Chapitre VII Dans lequel on verra Mrs Hudelson très chagrine de l’attitude du docteur vis-à-vis M. Dean Forsyth et on entendra la bonne Mitz rabrouer son maître d’une belle manière.

À ces plaisanteries du Whaston Punch, que répondirent M. Dean Forsyth et le docteur Hudelson ? Rien, et peut-être même ne lurent-ils pas l’article de l’irrespectueux journal. Ne valait-il pas mieux, d’ailleurs, ne point le prendre au sérieux ? Mais enfin, ces moqueries, plus ou moins spirituelles, sont peu agréables pour les personnes qu’elles visent. Si, dans l’espèce, ces personnes n’en eurent point connaissance, leurs parents, leurs amis, ne purent les ignorer, et cela ne laissa point de leur causer quelque ennui. La bonne Mitz était furieuse. Accuser son maître d’avoir attiré ce bolide qui menaçait la sécurité publique !… À l’entendre, M. Dean Forsyth devrait poursuivre l’auteur de l’article, et le juge de paix, M. John Proth, saurait bien le condamner à de gros dommages-intérêts ; sans parler de la prison qu’il méritait pour ses calomnieuses déclarations. Il ne fallut rien moins que l’intervention de Francis Gordon pour calmer la vieille servante. Quant à cette petite Loo, elle prit la chose par le bon côté, et il fallait l’entendre répéter en riant aux éclats :

« Ah oui !… le journal a raison !… Pourquoi M. Forsyth et papa se sont-ils avisés de découvrir ce maudit caillou dans l’espace ?… Sans eux, il serait passé inaperçu comme tant d’autres qui ne nous ont point fait de mal ! »

Et ce mal, ou plutôt ce malheur, auquel pensait la fillette, c’était la rivalité qui allait exister entre l’oncle de Francis et le père de Jenny. C’étaient les conséquences de cette rivalité, à la veille d’une union qui devait resserrer plus étroitement encore les liens entre les deux familles.

En effet, elles ne se préoccupaient, ne s’inquiétaient guère, on peut l’affirmer, de la chute si peu probable du bolide sur Whaston. Cette ville n’était pas plus menacée que celles qui se trouvaient situées sous la trajectoire décrite par le météore dans son mouvement de translation autour du globe terrestre. Qu’il dût tomber quelque jour, possible après tout mais non pas certain, et pourquoi ne conserverait-il pas à jamais cette situation de satellite soumis comme une autre lune à la gravitation terrestre ? Non Les Whastoniens n’avaient qu’à rire des plaisantes prédictions du Punch et ils en riaient, n’ayant pas comme les familles Forsyth et Hudelson de sérieuses raisons pour s’en chagriner.

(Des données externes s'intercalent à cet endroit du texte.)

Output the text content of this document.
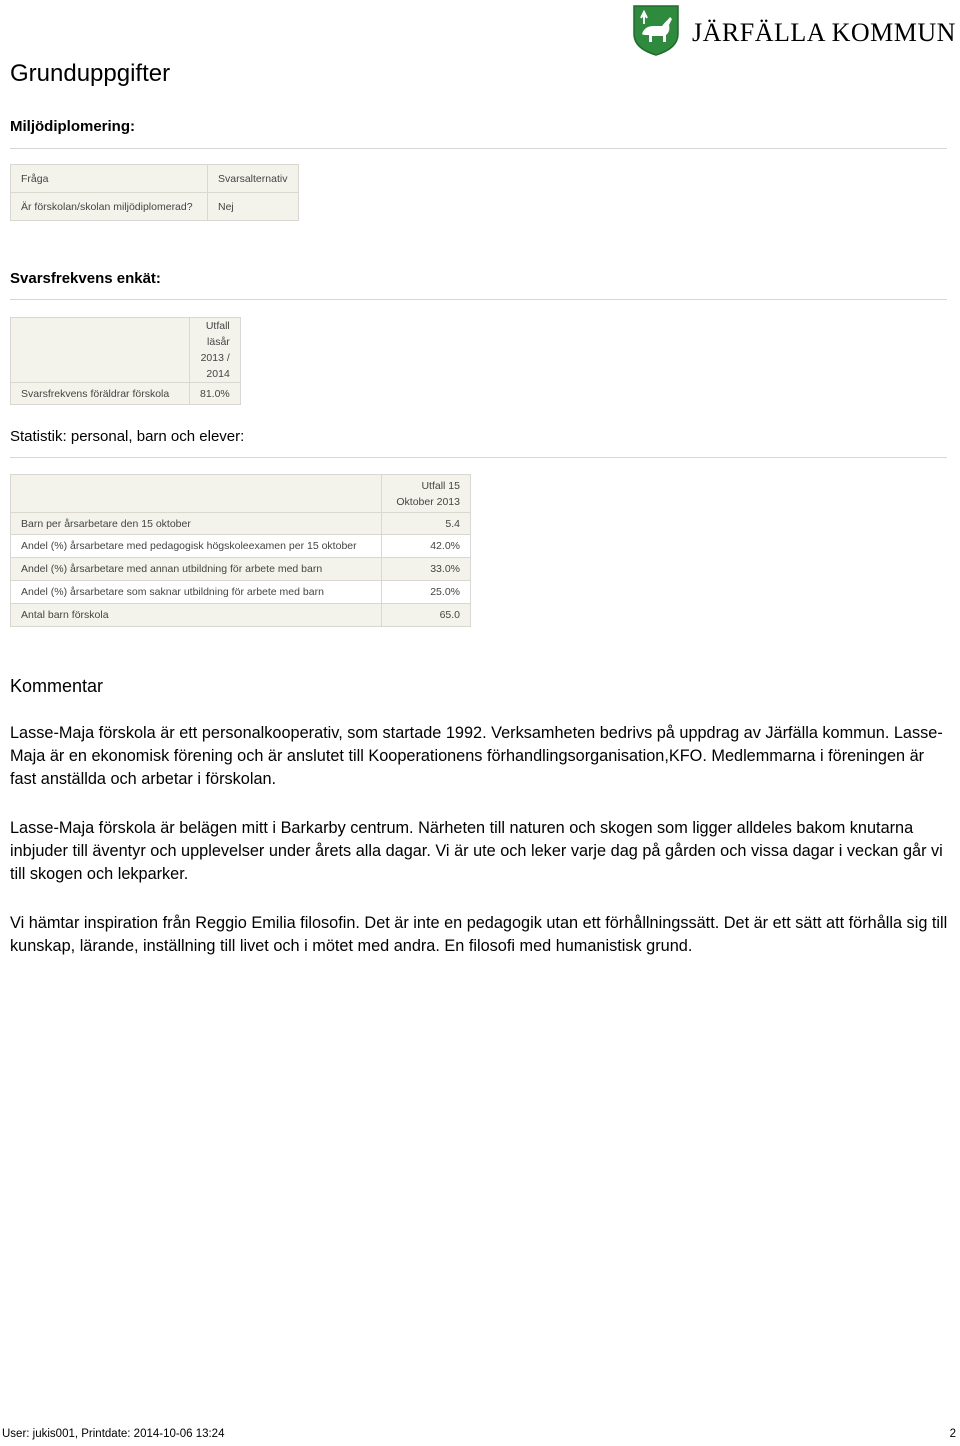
JÄRFÄLLA KOMMUN
Grunduppgifter
Miljödiplomering:
Fråga	Svarsalternativ
Är förskolan/skolan miljödiplomerad?	Nej
Svarsfrekvens enkät:
	Utfall läsår
2013 / 2014
Svarsfrekvens föräldrar förskola	81.0%
Statistik: personal, barn och elever:
	Utfall 15
Oktober 2013
Barn per årsarbetare den 15 oktober	5.4
Andel (%) årsarbetare med pedagogisk högskoleexamen per 15 oktober	42.0%
Andel (%) årsarbetare med annan utbildning för arbete med barn	33.0%
Andel (%) årsarbetare som saknar utbildning för arbete med barn	25.0%
Antal barn förskola	65.0
Kommentar

Lasse-Maja förskola är ett personalkooperativ, som startade 1992. Verksamheten bedrivs på uppdrag av Järfälla kommun. Lasse-Maja är en ekonomisk förening och är anslutet till Kooperationens förhandlingsorganisation,KFO. Medlemmarna i föreningen är fast anställda och arbetar i förskolan.

Lasse-Maja förskola är belägen mitt i Barkarby centrum. Närheten till naturen och skogen som ligger alldeles bakom knutarna inbjuder till äventyr och upplevelser under årets alla dagar. Vi är ute och leker varje dag på gården och vissa dagar i veckan går vi till skogen och lekparker.

Vi hämtar inspiration från Reggio Emilia filosofin. Det är inte en pedagogik utan ett förhållningssätt. Det är ett sätt att förhålla sig till kunskap, lärande, inställning till livet och i mötet med andra. En filosofi med humanistisk grund.

User: jukis001, Printdate: 2014-10-06 13:24	2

Ce qui devait arriver, arriva. Tant que M. Dean Forsyth et le docteur Hudelson n’avaient eu que des soupçons l’un à l’égard de l’autre, tant qu’il n’était pas constaté qu’ils avaient suivi la même piste, aucun éclat ne s’était produit. Que leurs rapports se fussent un peu refroidis, soit ! Qu’ils eussent même évité de se rencontrer, soit encore ! Mais, à présent, depuis la publication des lettres des deux observatoires, il était publiquement établi que la découverte du même météore appartenait aux deux observateurs de Whaston. Qu’allaient-ils faire ?… Chacun d’eux revendiquerait-il par la voie des journaux, et, qui sait, devant la justice compétente, la priorité de cette découverte ?… Y aurait-il des débats retentissants à ce sujet et ne devait-on pas craindre que le Punch, dans ses fantaisistes articles, et avec le sans-gêne d’un journal plaisantin, ne vînt à pousser les deux rivaux à surexciter leur amour-propre, à jeter de l’huile sur ce feu, et mieux que de l’huile, du pétrole, puisque cela se passe en Amérique et que les sources de ce liquide minéral y sont inépuisables ?… Et, sans doute, la caricature ne tarderait pas à se joindre aux racontars des reporters et la situation deviendrait de plus en plus tendue entre le donjon de Morris-street et la tour d’Elizabeth-street.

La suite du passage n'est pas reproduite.